Насколько я понимаю, в доме был бассейн. Антон сидел на веранде к нему спиной, случайно бросил взгляд на зеркальную стену. Девушка вылезла из воды абсолютно нагая. С чего бы это, она не знала, что в доме гость?


– Да, странно. Возможно, она вашего жениха не заметила.


– Допускаю. Дальше шло эмоциональное, насыщенное эротическими переживаниями описание, за точность которого не ручаюсь. У меня есть скан этих страниц. Хотела сжечь, но не смогла. Меня, писал Антон, неожиданно встревожило гулкое биение сердца. Как вам такое?


С тех пор как мы с Людмилой стали жить вместе, эта странная вспышка, необъяснимое волнение при виде чужой, совершенно незнакомой женщины, случилась впервые. Я ведь не мальчишка: женат был, откровенных роликов до одури насмотрелся и вдруг такая странная реакция.


Захотелось разглядеть девчонку конкретно, если не сказать больше – дотронуться, вдохнуть аромат юного тела, отчего стало немножечко стыдно, но по телу пробежала серия сладких волн, извиняющих подобное поведение.


Я ведь не напрашивался. Она сама.


До девчонки было метров пять. От силы семь. Каждая деталь, каждая подробность – словно под микроскопом.


Было мимолётное желание отвернуться, было. Но прошло, испарилось. Я не смог… не сумел оторвать зачарованный взгляд от упругой груди с яркими миниатюрными сосками, покрытой гусиной кожей, от плавной линии рельефно обозначенного животика, от расслабленной, вызывающе соблазнительной позы, от вида стройных ножек.

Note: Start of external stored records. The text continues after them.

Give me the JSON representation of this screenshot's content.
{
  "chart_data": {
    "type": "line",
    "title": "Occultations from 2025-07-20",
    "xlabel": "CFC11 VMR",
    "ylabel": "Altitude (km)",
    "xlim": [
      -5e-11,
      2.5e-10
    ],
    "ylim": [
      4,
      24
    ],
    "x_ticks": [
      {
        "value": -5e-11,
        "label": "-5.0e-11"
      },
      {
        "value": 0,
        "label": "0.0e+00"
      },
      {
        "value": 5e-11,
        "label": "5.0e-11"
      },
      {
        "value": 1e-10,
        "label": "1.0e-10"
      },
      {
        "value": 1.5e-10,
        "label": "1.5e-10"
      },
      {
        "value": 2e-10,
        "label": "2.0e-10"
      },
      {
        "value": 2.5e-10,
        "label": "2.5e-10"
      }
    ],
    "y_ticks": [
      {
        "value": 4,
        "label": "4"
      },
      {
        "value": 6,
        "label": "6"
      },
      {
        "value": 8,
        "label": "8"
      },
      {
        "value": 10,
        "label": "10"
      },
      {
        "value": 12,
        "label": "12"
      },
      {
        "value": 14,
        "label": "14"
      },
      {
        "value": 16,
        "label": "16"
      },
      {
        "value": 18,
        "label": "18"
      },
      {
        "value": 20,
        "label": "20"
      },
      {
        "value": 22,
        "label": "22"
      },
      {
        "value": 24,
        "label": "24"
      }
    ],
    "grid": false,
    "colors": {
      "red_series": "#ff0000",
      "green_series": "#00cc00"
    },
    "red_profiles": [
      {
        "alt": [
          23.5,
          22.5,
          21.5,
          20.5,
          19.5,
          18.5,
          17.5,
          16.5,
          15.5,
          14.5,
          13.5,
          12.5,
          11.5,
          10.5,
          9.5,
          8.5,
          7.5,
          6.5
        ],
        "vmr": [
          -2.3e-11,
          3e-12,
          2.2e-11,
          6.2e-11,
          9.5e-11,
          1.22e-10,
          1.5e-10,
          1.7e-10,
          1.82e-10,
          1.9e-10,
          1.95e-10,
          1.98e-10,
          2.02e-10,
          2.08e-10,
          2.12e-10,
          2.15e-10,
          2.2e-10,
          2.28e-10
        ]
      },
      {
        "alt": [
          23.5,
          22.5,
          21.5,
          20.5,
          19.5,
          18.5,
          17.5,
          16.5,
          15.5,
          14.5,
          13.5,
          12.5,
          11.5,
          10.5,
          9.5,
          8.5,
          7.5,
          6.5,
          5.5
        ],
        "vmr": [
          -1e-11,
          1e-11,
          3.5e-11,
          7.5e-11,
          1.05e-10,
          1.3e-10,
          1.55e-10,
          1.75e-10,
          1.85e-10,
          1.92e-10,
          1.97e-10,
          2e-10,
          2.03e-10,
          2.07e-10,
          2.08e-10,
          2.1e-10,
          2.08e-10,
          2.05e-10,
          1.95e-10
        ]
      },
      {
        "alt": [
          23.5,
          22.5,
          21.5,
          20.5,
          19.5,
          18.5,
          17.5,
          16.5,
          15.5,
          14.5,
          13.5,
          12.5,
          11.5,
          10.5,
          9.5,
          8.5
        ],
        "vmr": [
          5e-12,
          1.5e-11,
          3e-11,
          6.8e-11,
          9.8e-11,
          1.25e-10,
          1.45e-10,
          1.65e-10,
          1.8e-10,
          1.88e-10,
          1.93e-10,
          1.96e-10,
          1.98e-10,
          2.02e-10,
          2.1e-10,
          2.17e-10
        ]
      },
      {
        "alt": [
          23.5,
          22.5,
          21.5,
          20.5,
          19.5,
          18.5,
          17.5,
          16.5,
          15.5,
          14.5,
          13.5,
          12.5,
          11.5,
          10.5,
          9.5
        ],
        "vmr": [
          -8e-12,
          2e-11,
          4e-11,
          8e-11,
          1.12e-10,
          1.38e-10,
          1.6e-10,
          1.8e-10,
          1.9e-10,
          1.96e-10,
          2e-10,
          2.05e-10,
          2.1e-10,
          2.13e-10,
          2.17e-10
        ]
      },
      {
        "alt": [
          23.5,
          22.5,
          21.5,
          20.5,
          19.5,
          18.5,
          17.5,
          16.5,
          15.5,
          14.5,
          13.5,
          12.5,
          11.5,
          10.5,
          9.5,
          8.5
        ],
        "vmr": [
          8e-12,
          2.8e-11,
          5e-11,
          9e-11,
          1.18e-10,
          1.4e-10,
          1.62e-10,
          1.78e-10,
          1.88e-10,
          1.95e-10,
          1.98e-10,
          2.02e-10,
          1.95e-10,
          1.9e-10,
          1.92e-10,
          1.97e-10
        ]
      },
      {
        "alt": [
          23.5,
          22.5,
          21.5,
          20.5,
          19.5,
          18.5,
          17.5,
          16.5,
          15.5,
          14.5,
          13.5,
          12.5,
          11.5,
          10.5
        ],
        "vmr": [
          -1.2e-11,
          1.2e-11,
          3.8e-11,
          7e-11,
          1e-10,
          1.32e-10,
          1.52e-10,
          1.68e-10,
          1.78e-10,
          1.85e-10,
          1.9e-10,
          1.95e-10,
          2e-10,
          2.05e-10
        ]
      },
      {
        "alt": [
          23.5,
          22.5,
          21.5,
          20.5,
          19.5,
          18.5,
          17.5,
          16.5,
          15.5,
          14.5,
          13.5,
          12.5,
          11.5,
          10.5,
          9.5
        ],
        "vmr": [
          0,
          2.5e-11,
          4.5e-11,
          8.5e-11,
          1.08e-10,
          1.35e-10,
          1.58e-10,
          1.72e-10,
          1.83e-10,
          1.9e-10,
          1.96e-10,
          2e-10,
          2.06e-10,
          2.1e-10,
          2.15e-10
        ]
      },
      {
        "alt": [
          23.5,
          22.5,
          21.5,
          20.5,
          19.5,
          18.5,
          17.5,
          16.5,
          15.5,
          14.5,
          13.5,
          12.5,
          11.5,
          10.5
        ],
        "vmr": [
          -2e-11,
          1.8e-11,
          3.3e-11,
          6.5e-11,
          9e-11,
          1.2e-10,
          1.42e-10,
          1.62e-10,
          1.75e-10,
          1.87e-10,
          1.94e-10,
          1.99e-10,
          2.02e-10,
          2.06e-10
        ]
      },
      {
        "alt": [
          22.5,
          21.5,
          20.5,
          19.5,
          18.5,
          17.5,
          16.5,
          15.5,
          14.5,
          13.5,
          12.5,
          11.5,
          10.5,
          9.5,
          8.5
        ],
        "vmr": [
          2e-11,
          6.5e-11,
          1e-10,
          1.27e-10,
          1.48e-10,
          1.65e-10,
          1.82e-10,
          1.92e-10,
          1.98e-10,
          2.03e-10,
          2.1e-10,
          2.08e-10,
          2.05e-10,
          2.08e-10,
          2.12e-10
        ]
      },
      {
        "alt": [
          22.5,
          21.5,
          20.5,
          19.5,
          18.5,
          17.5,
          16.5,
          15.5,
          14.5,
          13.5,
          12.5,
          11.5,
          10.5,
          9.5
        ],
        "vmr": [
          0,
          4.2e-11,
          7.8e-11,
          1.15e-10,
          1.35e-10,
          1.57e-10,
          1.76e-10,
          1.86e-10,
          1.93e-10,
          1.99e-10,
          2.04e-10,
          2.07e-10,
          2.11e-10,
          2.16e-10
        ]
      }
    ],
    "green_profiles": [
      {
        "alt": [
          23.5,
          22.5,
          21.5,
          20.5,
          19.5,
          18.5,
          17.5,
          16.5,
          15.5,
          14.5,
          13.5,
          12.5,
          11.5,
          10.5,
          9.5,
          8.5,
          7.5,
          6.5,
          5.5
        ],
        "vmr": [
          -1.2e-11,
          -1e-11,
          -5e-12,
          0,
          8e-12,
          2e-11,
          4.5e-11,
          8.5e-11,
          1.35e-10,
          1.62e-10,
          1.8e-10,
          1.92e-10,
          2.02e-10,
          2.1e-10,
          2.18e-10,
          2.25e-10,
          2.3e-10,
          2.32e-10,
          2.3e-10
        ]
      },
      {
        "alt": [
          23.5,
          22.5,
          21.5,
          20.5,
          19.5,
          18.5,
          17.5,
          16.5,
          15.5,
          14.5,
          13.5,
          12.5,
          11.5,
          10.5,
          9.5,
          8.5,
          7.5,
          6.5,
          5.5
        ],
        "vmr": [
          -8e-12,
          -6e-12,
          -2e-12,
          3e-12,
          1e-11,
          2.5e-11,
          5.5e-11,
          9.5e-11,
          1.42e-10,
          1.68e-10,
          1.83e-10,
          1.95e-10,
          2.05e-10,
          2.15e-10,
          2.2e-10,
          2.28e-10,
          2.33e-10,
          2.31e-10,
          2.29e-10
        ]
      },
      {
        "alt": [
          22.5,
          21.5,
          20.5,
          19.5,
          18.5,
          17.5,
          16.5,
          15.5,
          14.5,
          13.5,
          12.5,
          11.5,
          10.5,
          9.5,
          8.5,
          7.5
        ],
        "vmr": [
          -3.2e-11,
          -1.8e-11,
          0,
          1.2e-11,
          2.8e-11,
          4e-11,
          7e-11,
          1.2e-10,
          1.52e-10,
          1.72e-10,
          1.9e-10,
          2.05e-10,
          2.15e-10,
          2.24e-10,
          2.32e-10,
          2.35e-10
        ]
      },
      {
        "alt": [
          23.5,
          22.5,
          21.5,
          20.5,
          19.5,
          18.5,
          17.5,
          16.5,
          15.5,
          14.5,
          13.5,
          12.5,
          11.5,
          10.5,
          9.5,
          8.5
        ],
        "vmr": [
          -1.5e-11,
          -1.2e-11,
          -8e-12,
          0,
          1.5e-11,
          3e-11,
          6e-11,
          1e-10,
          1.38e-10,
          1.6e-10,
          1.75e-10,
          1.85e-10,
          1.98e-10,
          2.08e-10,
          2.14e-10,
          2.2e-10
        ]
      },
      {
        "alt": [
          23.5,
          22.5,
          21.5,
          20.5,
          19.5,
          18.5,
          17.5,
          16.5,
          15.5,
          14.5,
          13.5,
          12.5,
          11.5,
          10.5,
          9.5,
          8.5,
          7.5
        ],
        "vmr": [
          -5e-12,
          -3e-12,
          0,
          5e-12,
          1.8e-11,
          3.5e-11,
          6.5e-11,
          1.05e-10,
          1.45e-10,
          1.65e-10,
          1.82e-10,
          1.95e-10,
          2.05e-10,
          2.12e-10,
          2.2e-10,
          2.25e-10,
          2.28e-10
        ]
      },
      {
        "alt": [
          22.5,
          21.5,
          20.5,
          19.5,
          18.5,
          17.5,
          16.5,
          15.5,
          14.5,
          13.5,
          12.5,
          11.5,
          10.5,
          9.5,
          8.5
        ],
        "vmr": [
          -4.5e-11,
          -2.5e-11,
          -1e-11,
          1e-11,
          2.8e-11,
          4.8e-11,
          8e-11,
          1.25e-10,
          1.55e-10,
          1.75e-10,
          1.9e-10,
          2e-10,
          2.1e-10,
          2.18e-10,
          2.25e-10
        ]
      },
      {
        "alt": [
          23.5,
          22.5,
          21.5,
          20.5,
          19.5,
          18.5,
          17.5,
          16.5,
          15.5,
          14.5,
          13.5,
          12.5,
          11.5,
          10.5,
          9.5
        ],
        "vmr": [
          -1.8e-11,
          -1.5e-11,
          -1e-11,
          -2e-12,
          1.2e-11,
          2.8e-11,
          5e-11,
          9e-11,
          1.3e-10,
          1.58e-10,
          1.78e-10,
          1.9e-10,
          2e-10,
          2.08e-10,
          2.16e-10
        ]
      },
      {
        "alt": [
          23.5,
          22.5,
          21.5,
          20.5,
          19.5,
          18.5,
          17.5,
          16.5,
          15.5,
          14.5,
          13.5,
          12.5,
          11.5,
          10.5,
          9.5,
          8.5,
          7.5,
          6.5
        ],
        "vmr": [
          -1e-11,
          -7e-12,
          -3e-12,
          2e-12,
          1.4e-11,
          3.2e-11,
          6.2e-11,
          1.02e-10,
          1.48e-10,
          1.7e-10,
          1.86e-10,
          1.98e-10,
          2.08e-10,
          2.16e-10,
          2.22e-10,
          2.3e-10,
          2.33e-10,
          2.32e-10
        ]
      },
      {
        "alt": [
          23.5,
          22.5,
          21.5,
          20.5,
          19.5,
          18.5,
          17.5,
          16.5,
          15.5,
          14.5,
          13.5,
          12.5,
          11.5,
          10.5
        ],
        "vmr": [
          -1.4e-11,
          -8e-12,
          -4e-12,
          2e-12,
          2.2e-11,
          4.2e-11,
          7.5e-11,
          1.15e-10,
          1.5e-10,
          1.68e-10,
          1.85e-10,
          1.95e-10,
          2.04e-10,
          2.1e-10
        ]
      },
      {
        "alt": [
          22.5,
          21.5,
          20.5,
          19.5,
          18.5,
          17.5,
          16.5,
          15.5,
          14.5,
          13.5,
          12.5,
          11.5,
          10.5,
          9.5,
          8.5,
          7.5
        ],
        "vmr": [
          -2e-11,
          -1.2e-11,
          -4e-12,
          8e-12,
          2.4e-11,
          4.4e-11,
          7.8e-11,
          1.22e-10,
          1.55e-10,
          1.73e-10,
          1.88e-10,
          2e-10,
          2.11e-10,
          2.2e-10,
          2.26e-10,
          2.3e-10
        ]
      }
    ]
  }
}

– Нормальная мужская реакция, не находите? Не могу ручаться, что на меня подобный стриптиз произвёл иное впечатление. В данном случае решение принимает совсем другой мозг, который не думает – действует.


– Вот и вы туда же. Обидно! Зачем я тут перед вами нагишом танцую, если вы все такие?


– Не нагнетайте. Возбуждение, даже желание – отнюдь не измена. Нормальная для здорового человека физиологическая реакция. Подчиниться ей или нет – другое дело.


– Да, тогда слушайте! Неловкая непристойность момента, пикантная кокетливость наклона тела, открывающая пытливому (вот какому!) взгляду те притягательные интимные детали, которые принято скрывать от посторонних.


Она была прекрасна, если не сказать больше: молодость, беспечно-наивная естественность, скульптурная беззащитность якобы случайного обнажения – всё вместе давало воображению бескрайнее пространство для изобретательной фантазии.


Ловко встряхнув головой, пригладив волосы, назад девушка лукаво посмотрела в мою сторону, делая вид, что не заметила. Но я точно видел вызов в её озорных глазах.


И не ошибся.


Чай остыл. Девчонка ещё некоторое время покрутилась и исчезла.


Воображение живее реальности дополнило картинку. Я её хотел немедленно, прямо сейчас.


Говорят, что желания материальны, что энергии страсти может оказаться достаточно, чтобы добыть чего угодно.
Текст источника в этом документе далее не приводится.